Dieser Arznei-Cocktail senkt den Blutdruck am besten

Eine Fixkombination aus vier Antihypertensiva in extrem niedriger Dosis soll die initiale Hochdrucktherapie effektiver machen. Aktuelle Studiendaten sind vielversprechend.

Von Beate Schumacher Veröffentlicht:

SYDNEY. Eine antihypertensive Monotherapie reicht für viele Hochdruckpatienten nicht aus. Bei "deutlich erhöhten Blutdruckwerten oder hohem bis sehr hohem kardiovaskulärem Risiko" ist daher in den Leitlinien zum Therapieeinstieg eine Zweierkombination vorgesehen.

Ärzte aus Australien wollen jetzt noch einen Schritt weitergehen. Sie haben erstmals in einer Placebo-kontrollierten, randomisierten Studie eine Viererkombination als Ersttherapie eingesetzt; darin war jede Einzelsubstanz nur mit einem Viertel der Standarddosis enthalten.

Wie die Mediziner um Professor Clara Chow von der Universität Sydney berichten, wurde in der Proof-of-Concept-Studie der Blutdruck "substanziell" reduziert. Beim 24-Stunden-Blutdruck betrug dieser Rückgang im Mittel 19/14 mmHg (Lancet 2017, online 9. Februar).

Die Studienmedikation bestand aus Irbesartan 37,5 mg, Amlodipin 1,25 mg, Hydrochlorothiazid 6,25 mg und Atenolol 12,5 mg, in einer Gelatinekapsel zusammen verpackt. Studienteilnehmer waren 18 Patienten mit bislang unbehandeltem Hochdruck (> 140/90 mmHg bei zwei aufeinander folgenden Praxismessungen oder > 135/85 mmHg bei der 24-Stunden-Messung). Sie erhielten randomisiert im Verhältnis 1 : 1 vier Wochen lang die Viererkombi oder eine Placebokapsel. Nach einer zweiwöchigen Auswaschphase wurde die Behandlung getauscht.
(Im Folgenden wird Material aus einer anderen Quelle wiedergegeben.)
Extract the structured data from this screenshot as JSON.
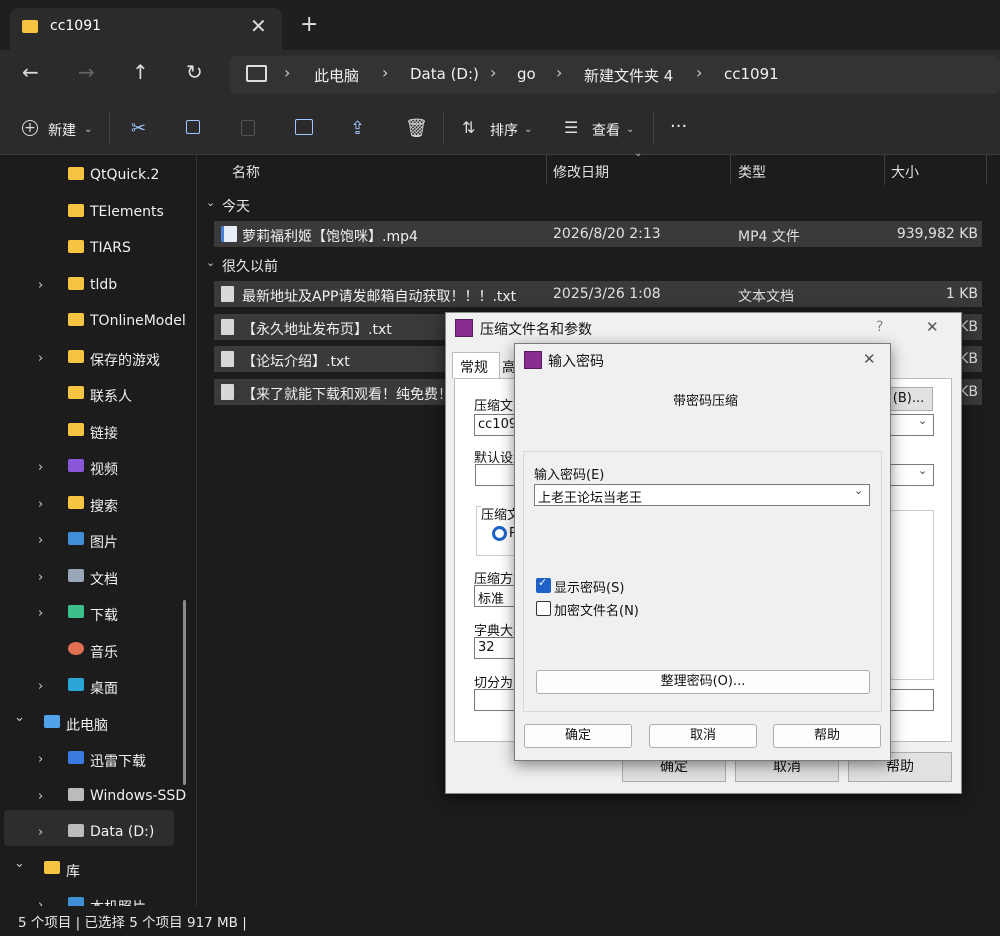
{
  "tab": {
    "title": "cc1091",
    "close": "✕",
    "add": "+"
  },
  "nav": {
    "back": "←",
    "forward": "→",
    "up": "↑",
    "refresh": "↻"
  },
  "breadcrumb": [
    "此电脑",
    "Data (D:)",
    "go",
    "新建文件夹 4",
    "cc1091"
  ],
  "breadcrumb_sep": "›",
  "toolbar": {
    "new": "新建",
    "sort": "排序",
    "view": "查看",
    "more": "···"
  },
  "sidebar": [
    {
      "label": "QtQuick.2",
      "icon": "folder-icon",
      "expand": false,
      "indent": 1
    },
    {
      "label": "TElements",
      "icon": "folder-icon",
      "expand": false,
      "indent": 1
    },
    {
      "label": "TIARS",
      "icon": "folder-icon",
      "expand": false,
      "indent": 1
    },
    {
      "label": "tldb",
      "icon": "folder-icon",
      "expand": true,
      "indent": 1
    },
    {
      "label": "TOnlineModel",
      "icon": "folder-icon",
      "expand": false,
      "indent": 1
    },
    {
      "label": "保存的游戏",
      "icon": "folder-icon",
      "expand": true,
      "indent": 1
    },
    {
      "label": "联系人",
      "icon": "folder-icon",
      "expand": false,
      "indent": 1
    },
    {
      "label": "链接",
      "icon": "folder-icon",
      "expand": false,
      "indent": 1
    },
    {
      "label": "视频",
      "icon": "video-icon",
      "expand": true,
      "indent": 1
    },
    {
      "label": "搜索",
      "icon": "folder-icon",
      "expand": true,
      "indent": 1
    },
    {
      "label": "图片",
      "icon": "picture-icon",
      "expand": true,
      "indent": 1
    },
    {
      "label": "文档",
      "icon": "document-icon",
      "expand": true,
      "indent": 1
    },
    {
      "label": "下载",
      "icon": "download-icon",
      "expand": true,
      "indent": 1
    },
    {
      "label": "音乐",
      "icon": "music-icon",
      "expand": false,
      "indent": 1
    },
    {
      "label": "桌面",
      "icon": "desktop-icon",
      "expand": true,
      "indent": 1
    },
    {
      "label": "此电脑",
      "icon": "pc-icon",
      "expand": "open",
      "indent": 0
    },
    {
      "label": "迅雷下载",
      "icon": "thunder-icon",
      "expand": true,
      "indent": 1
    },
    {
      "label": "Windows-SSD",
      "icon": "drive-icon",
      "expand": true,
      "indent": 1
    },
    {
      "label": "Data (D:)",
      "icon": "drive-icon",
      "expand": true,
      "indent": 1
    },
    {
      "label": "库",
      "icon": "folder-icon",
      "expand": "open",
      "indent": 0
    },
    {
      "label": "本机照片",
      "icon": "picture-icon",
      "expand": true,
      "indent": 1
    }
  ],
  "columns": {
    "name": "名称",
    "date": "修改日期",
    "type": "类型",
    "size": "大小"
  },
  "groups": {
    "today": "今天",
    "long_ago": "很久以前"
  },
  "files": [
    {
      "name": "萝莉福利姬【饱饱咪】.mp4",
      "date": "2026/8/20 2:13",
      "type": "MP4 文件",
      "size": "939,982 KB",
      "icon": "video-file-icon"
    },
    {
      "name": "最新地址及APP请发邮箱自动获取！！！.txt",
      "date": "2025/3/26 1:08",
      "type": "文本文档",
      "size": "1 KB",
      "icon": "text-file-icon"
    },
    {
      "name": "【永久地址发布页】.txt",
      "date": "",
      "type": "",
      "size": "KB",
      "icon": "text-file-icon"
    },
    {
      "name": "【论坛介绍】.txt",
      "date": "",
      "type": "",
      "size": "KB",
      "icon": "text-file-icon"
    },
    {
      "name": "【来了就能下载和观看！纯免费！",
      "date": "",
      "type": "",
      "size": "KB",
      "icon": "text-file-icon"
    }
  ],
  "status": "5 个项目  |  已选择 5 个项目  917 MB  |",
  "dialog_compress": {
    "title": "压缩文件名和参数",
    "help": "?",
    "close": "✕",
    "tab_general": "常规",
    "tab_adv": "高",
    "archive_label": "压缩文",
    "archive_value": "cc1091",
    "browse": "(B)...",
    "default_label": "默认设置",
    "format_label": "压缩文",
    "format_opt": "R",
    "method_label": "压缩方式",
    "method_value": "标准",
    "dict_label": "字典大小",
    "dict_value": "32",
    "split_label": "切分为分",
    "ok": "确定",
    "cancel": "取消",
    "help_btn": "帮助"
  },
  "dialog_password": {
    "title": "输入密码",
    "close": "✕",
    "heading": "带密码压缩",
    "enter_label": "输入密码(E)",
    "password_value": "上老王论坛当老王",
    "show_password": "显示密码(S)",
    "show_checked": true,
    "encrypt_names": "加密文件名(N)",
    "encrypt_checked": false,
    "organize": "整理密码(O)...",
    "ok": "确定",
    "cancel": "取消",
    "help": "帮助"
  }
}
Der 24-Stunden-Blutdruck lag anfangs im Mittel bei 140/87 mmHg und ging während der vierwöchigen Verumtherapie nach Abzug des Placeboeffekts systolisch um 18,7 und diastolisch um 14,2 mmHg zurück. Beim Praxisblutdruck wurde ausgehend von 154/90 mmHg eine Reduktion um 22,4 und 13,1 mmHg erzielt.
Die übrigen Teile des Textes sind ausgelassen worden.